Risk-reduced cost management practices (No. 3)

3. Consumer-driven models

Consumer-driven healthcare is all about inspiring the consumers to choose and use. More like the philosophical and practical assessment mechanism, where one consumer might choose to buy a fully loaded luxury car verses the consumer, who would prefer a compact car model to his or her everyday basic need. Similarly, in the healthcare industry, one patient might opt for a more expensive drug or treatment that provides better quality of life compared to the one opting for an inexpensive treatment that offers adequate health benefit. Spiraling healthcare costs and consumer demand for greater flexibility are the reasons why many biotech companies are moving to consumer-driven healthcare system, which is defined as a system where consumers, not the company or insurance provider, determine how and where to spend their healthcare allotments.

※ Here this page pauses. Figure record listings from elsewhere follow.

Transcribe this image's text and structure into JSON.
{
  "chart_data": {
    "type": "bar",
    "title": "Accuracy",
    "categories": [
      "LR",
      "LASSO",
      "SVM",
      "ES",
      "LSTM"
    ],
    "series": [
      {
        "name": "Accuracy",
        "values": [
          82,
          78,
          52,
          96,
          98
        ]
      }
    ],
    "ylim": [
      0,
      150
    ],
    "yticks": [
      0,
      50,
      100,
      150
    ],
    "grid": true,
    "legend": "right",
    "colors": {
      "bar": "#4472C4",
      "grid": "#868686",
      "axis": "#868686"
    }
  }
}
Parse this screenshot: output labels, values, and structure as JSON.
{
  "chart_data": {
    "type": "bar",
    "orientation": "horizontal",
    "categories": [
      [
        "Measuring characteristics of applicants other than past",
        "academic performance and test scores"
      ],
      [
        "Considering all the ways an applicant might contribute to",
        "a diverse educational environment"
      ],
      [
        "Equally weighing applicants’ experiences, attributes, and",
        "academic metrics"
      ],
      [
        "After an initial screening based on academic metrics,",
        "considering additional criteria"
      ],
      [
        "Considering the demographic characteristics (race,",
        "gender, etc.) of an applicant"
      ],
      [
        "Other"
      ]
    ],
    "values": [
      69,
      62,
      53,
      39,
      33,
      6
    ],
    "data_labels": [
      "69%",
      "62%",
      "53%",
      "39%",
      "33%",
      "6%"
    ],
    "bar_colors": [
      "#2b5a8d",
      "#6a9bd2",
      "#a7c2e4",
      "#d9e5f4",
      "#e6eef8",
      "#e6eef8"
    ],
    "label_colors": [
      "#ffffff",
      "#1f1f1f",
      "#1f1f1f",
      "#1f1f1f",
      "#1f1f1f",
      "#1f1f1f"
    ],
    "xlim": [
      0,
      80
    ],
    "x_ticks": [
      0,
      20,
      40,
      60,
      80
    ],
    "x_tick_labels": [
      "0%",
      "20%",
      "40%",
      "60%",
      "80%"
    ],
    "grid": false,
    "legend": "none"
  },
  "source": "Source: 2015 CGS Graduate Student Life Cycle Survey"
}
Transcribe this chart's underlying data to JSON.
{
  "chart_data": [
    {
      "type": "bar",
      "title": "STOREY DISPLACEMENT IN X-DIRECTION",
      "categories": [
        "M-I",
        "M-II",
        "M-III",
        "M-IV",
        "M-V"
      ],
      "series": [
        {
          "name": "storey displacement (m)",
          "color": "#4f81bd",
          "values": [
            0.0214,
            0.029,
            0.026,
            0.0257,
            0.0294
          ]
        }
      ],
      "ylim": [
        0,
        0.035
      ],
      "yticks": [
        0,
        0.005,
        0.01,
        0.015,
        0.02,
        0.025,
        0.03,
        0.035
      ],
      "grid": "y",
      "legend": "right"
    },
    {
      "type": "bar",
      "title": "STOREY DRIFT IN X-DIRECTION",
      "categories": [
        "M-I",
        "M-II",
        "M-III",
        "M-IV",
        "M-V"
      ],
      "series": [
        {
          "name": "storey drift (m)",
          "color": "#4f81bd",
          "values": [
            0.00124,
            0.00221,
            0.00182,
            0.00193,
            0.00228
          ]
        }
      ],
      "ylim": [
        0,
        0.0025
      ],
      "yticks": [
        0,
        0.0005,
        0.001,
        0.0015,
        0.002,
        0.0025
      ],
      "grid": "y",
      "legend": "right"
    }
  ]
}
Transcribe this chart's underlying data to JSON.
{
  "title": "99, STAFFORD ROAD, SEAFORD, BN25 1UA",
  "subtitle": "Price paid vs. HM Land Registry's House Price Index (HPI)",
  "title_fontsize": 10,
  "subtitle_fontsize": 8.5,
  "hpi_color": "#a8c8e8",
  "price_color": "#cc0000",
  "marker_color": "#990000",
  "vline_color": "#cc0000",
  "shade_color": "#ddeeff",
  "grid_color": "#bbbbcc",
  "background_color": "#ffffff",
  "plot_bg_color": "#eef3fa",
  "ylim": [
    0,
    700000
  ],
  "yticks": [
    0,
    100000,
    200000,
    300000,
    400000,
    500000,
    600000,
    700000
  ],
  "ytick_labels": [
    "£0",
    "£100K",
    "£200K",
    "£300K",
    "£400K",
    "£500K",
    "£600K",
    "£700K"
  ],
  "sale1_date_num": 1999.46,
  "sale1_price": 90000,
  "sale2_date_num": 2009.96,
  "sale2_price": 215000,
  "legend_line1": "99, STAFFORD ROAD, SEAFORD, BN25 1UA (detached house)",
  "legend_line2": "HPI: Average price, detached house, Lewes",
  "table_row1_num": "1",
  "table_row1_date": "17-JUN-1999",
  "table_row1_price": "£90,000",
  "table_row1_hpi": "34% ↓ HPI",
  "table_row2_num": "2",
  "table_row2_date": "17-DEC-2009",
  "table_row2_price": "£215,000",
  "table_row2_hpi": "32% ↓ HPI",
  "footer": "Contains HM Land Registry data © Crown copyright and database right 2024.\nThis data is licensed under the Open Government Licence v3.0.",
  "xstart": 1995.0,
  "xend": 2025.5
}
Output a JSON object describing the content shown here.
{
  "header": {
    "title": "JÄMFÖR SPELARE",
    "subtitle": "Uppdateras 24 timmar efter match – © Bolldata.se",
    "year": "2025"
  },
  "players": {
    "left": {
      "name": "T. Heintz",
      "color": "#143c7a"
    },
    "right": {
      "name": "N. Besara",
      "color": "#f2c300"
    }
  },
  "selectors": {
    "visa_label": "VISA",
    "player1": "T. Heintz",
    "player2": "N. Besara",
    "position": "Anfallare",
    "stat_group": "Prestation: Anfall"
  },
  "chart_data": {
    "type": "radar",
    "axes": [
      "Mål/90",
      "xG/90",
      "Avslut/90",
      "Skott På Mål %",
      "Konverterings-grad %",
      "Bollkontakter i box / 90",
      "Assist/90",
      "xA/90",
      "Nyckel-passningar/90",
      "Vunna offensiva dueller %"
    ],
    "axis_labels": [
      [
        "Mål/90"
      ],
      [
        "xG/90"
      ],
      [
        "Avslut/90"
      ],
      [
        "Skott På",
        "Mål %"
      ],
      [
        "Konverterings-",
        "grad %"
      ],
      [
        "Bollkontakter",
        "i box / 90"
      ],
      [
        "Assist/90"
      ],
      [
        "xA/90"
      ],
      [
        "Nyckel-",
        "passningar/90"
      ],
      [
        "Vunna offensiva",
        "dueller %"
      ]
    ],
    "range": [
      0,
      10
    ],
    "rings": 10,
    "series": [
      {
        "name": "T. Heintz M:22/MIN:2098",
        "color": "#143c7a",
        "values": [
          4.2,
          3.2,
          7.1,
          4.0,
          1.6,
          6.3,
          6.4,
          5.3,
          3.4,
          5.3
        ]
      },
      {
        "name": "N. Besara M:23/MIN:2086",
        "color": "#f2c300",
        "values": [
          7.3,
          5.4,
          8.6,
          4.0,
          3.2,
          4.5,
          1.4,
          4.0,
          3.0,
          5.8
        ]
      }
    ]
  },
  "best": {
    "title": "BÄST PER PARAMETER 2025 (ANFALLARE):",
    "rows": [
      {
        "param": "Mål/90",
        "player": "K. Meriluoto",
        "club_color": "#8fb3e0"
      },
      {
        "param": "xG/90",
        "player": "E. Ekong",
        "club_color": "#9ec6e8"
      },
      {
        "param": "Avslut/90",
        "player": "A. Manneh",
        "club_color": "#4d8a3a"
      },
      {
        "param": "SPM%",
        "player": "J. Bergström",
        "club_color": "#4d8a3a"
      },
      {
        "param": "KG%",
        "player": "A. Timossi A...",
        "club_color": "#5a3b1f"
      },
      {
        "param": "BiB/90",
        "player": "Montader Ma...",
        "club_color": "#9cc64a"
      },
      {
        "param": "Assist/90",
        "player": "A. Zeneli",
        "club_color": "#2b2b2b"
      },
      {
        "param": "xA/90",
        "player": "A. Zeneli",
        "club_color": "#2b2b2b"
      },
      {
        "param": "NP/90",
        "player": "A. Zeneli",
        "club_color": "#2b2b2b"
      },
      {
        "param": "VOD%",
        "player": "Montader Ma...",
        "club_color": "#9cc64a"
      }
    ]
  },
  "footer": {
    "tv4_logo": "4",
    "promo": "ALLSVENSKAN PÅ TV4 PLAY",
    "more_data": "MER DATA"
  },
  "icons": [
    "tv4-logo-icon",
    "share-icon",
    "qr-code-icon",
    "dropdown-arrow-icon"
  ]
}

The only obstacle foresees is the consumer education, if the average consumer is not well informed regarding the health benefits. The basic premise of consumer-driven healthcare is that if users of the healthcare benefit see the true costs of a service, and they are given incentives to help manage these costs, overall healthcare costs will decline rapidly while quality care is maintained. This is going to create a tremendous change in the cost-effective and affordable drug making environment for biotechnology companies, in particular and for all of the bio/pharmaceutical industry, in general.